Paris libéré ? Maman se méfie toujours. Les Allemands dans les Ardennes ont stoppé l’avance des Américains, ont repris un peu l’offensive. Nous restons à Oradour.

Et un jour, enfin, nous entendons les cloches, toutes les églises de France font sonner leurs cloches, qui se répondent. Emotion profonde. L’Allemagne a signé l’armistice. La guerre est finie…

Nous rentrons à Paris.

Maman, déclarée apatride et non grecque, papa ne payant pas sa cotisation à l’ambassade grecque, n’a presque pas d’argent, essaie de coudre des jupes et de les livrer, pour avoir la Sécurité Sociale, mais c’est trop pour elle : sa raison chavire. Elle donne à Sarah trente centimes qui restaient pour un demi pain. L’oncle Henri arrive à la maison, il y a un litre d’eau et un bouillon Kub qui chauffe dans la cuisine.
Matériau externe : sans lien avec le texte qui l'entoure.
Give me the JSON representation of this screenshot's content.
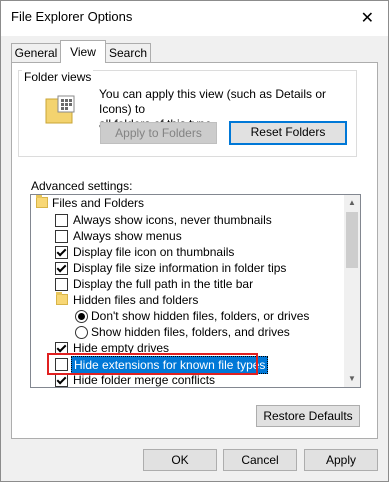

Maman a fermé les volets, ne sort plus, crie « les Grecs » sur le ton de la colère, a des hallucinations.

Alors on l’envoie à l’hôpital, on la reçoit car elle est mal, bien qu’il n’y ait pas la Sécurité Sociale.

Je suis retournée au lycée, on m’accepte pour la cantine gratuite, et vous, les petits, vous partez en pension.

Un jour, je sors de la rue Gerbert vers la rue de Vaugirard. Un gamin de 13-14 ans, béret bleu, houppelande marine, me court après : « Vous les Juifs (je n’avais jamais vu de ma vie ce gamin), pourquoi avez-vous mis Jésus en croix ? ». Je reste coite, toujours muette quand il faudrait répondre. Un grand effet circulaire de houppelande : « Moi, quand je serai grand, je serai curé ». Et disparaît.

A la rue St-Placide, l’arrière-boutique de l’oncle Henri s’ouvrait sur une cour, avec une fontaine. La grosse marchande de fruits et légumes avait le même accès sur la cour. Le jour où l’oncle Henri est revenu, la voilà qui s’écrie, de son fort accent méridional : « On était si trannequilles… »

On a fait sortir –très fâché- le colonel qui occupait son appartement à Vanves, on lui a donné une armoire en bois blanc, une table et deux chaises de cuisine, l’armoire est toujours au 6ème étage. Il a sous-loué l’appartement de Vanves pour avoir un peu d’argent.

Sarah a eu une scolarité à peu près convenable, est entrée à la banque B… avec le brevet élémentaire. Toi tu as dû recommencer la 6ème ou je ne sais plus quoi, réorienté au hasard, ajusteur, au chômage, inscrit à l’ORT, et puis tu t’en es bien sorti, à la force du poignet.

C’est ce que Boris Cyrulnik, plus haut cité, appelle la résilience : la faculté qu’ont certaines personnes de se sortir de tous les obstacles.